Wednesday, June 1, 2016

Focus is an American contender in popular segment

A menu of Mark Glover’s AutoGlo car reviews can be seen on the Business page of The Sacramento Bee’s website

Sacramento, California – I’m encouraged by the Ford Focus.

It’s proof that an American car company can build an affordable, practical-size car that appeals to a wide range of motorists.

And you thought Toyota and Honda had cornered that market, right?

The tested 2016 Ford Focus Titanium hatchback sedan hits all the right notes in the competitive compact segment.

The $27,850 sticker price was easy on the eyes, keeping in mind that it included plentiful extras that bumped up the starting price of $23,725.

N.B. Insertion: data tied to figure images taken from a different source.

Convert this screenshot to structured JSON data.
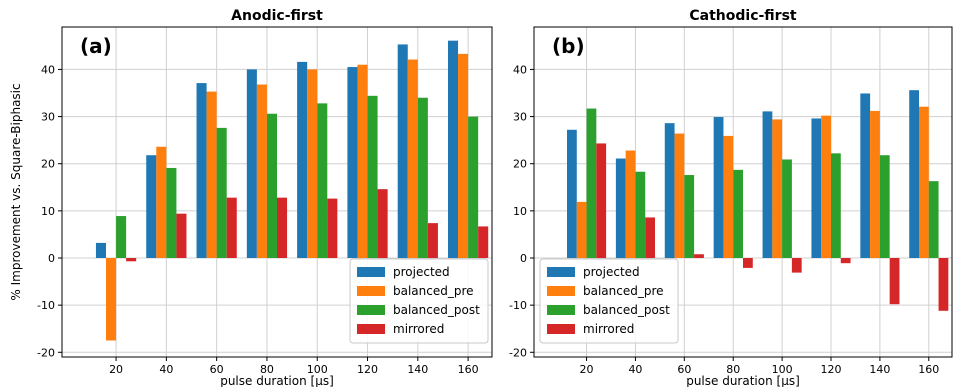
{
  "chart_data": [
    {
      "type": "bar",
      "title": "Anodic-first",
      "panel_label": "(a)",
      "xlabel": "pulse duration [μs]",
      "ylabel": "% Improvement vs. Square-Biphasic",
      "categories": [
        "20",
        "40",
        "60",
        "80",
        "100",
        "120",
        "140",
        "160"
      ],
      "ylim": [
        -21,
        49
      ],
      "yticks": [
        -20,
        -10,
        0,
        10,
        20,
        30,
        40
      ],
      "grid": true,
      "legend_position": "bottom-right",
      "series": [
        {
          "name": "projected",
          "color": "#1f77b4",
          "values": [
            3.2,
            21.8,
            37.1,
            40.0,
            41.6,
            40.5,
            45.3,
            46.1
          ]
        },
        {
          "name": "balanced_pre",
          "color": "#ff7f0e",
          "values": [
            -17.5,
            23.6,
            35.3,
            36.8,
            40.0,
            41.0,
            42.1,
            43.3
          ]
        },
        {
          "name": "balanced_post",
          "color": "#2ca02c",
          "values": [
            8.9,
            19.1,
            27.6,
            30.6,
            32.8,
            34.4,
            34.0,
            30.0
          ]
        },
        {
          "name": "mirrored",
          "color": "#d62728",
          "values": [
            -0.7,
            9.4,
            12.8,
            12.8,
            12.6,
            14.6,
            7.4,
            6.7
          ]
        }
      ]
    },
    {
      "type": "bar",
      "title": "Cathodic-first",
      "panel_label": "(b)",
      "xlabel": "pulse duration [μs]",
      "ylabel": "",
      "categories": [
        "20",
        "40",
        "60",
        "80",
        "100",
        "120",
        "140",
        "160"
      ],
      "ylim": [
        -21,
        49
      ],
      "yticks": [
        -20,
        -10,
        0,
        10,
        20,
        30,
        40
      ],
      "grid": true,
      "legend_position": "bottom-left",
      "series": [
        {
          "name": "projected",
          "color": "#1f77b4",
          "values": [
            27.2,
            21.1,
            28.6,
            29.9,
            31.1,
            29.6,
            34.9,
            35.6
          ]
        },
        {
          "name": "balanced_pre",
          "color": "#ff7f0e",
          "values": [
            11.9,
            22.8,
            26.4,
            25.9,
            29.4,
            30.2,
            31.2,
            32.1
          ]
        },
        {
          "name": "balanced_post",
          "color": "#2ca02c",
          "values": [
            31.7,
            18.3,
            17.6,
            18.7,
            20.9,
            22.2,
            21.8,
            16.3
          ]
        },
        {
          "name": "mirrored",
          "color": "#d62728",
          "values": [
            24.3,
            8.6,
            0.8,
            -2.1,
            -3.1,
            -1.1,
            -9.8,
            -11.2
          ]
        }
      ]
    }
  ]
}
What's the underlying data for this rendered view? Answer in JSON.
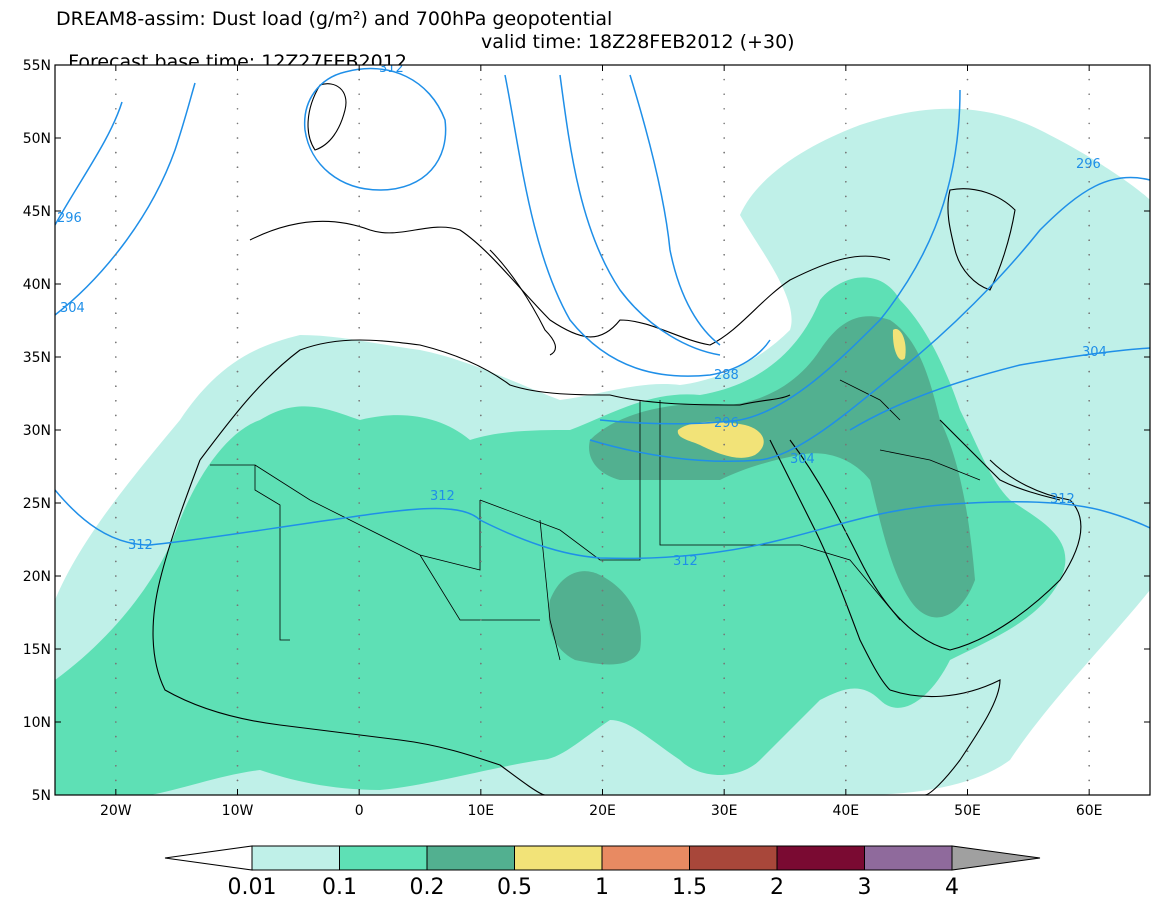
{
  "title": {
    "line1": "DREAM8-assim: Dust load (g/m²) and 700hPa geopotential",
    "line2_base": "Forecast base time: 12Z27FEB2012",
    "line2_valid": "valid time: 18Z28FEB2012 (+30)"
  },
  "axes": {
    "lat_labels": [
      "55N",
      "50N",
      "45N",
      "40N",
      "35N",
      "30N",
      "25N",
      "20N",
      "15N",
      "10N",
      "5N"
    ],
    "lat_values": [
      55,
      50,
      45,
      40,
      35,
      30,
      25,
      20,
      15,
      10,
      5
    ],
    "lon_labels": [
      "20W",
      "10W",
      "0",
      "10E",
      "20E",
      "30E",
      "40E",
      "50E",
      "60E"
    ],
    "lon_values": [
      -20,
      -10,
      0,
      10,
      20,
      30,
      40,
      50,
      60
    ],
    "lon_range": [
      -25,
      65
    ],
    "lat_range": [
      5,
      55
    ]
  },
  "colorbar": {
    "labels": [
      "0.01",
      "0.1",
      "0.2",
      "0.5",
      "1",
      "1.5",
      "2",
      "3",
      "4"
    ],
    "colors": [
      "#ffffff",
      "#bff0e8",
      "#5ee0b5",
      "#52b090",
      "#f2e378",
      "#e88a62",
      "#a8473a",
      "#7a0a32",
      "#8f6a9c",
      "#a0a0a0"
    ]
  },
  "contours": {
    "color": "#1f8fe8",
    "labels": [
      "312",
      "296",
      "304",
      "288",
      "296",
      "304",
      "312",
      "312",
      "312",
      "296",
      "304",
      "312"
    ]
  },
  "colors": {
    "land_outline": "#000000",
    "dust_001": "#bff0e8",
    "dust_01": "#5ee0b5",
    "dust_02": "#52b090",
    "dust_05": "#f2e378"
  }
}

The standard features list was lengthy, and it included the latest SYNC voice-recognition system, remote start, a Sony audio system with 10 speakers and leather interior appointments.

It looked sleek in profile and sporty wearing “Blue Candy Tinted Clearcoat” paint.  The rear spoiler was nicely integrated and did not look like a last-minute throw-on.

Fuel mileage checked in at an impressive 26 miles per gallon in the city and 38 mpg on the highway.

In short, it’s a loaded ride with international appeal.  This is what Ford aspired to do for years, and those plans have become reality with the Focus.

The Focus on the fly is comfortable and smooth.  It’s easy to steer.  Interior space is OK.

Horsepower from the 2-liter, four-cylinder engine was rated at a max 160, which was sufficient to make the Focus a comfortable driver on twisty rural routes, in downtown gridlock and amid crowds of twitchy commuters.

I felt secure behind the wheel, fully confident that the Focus had more than enough to get me out of harm’s way as needed.

A blizzard of safety features helped the Focus Titanium score a top-rated five stars in federal safety ratings.

My package of options included 18-inch wheels, a lane-keeping alert system and active park assist – all very nice, but I would have been perfectly happy with the standard offerings.

All things considered, the tester was a solid B-plus of a car … and it was rolling proof that Ford has a grip on what a sizable portion of the driving public desires.

It’s worth noting that the Focus compact has been around as long as the Toyota Prius and that the Ford product maintains robust popularity amid an ever-growing field of alternative-fueled small cars.

Can a four-cylinder compact hold its own in that crowd?  This Focus says yes.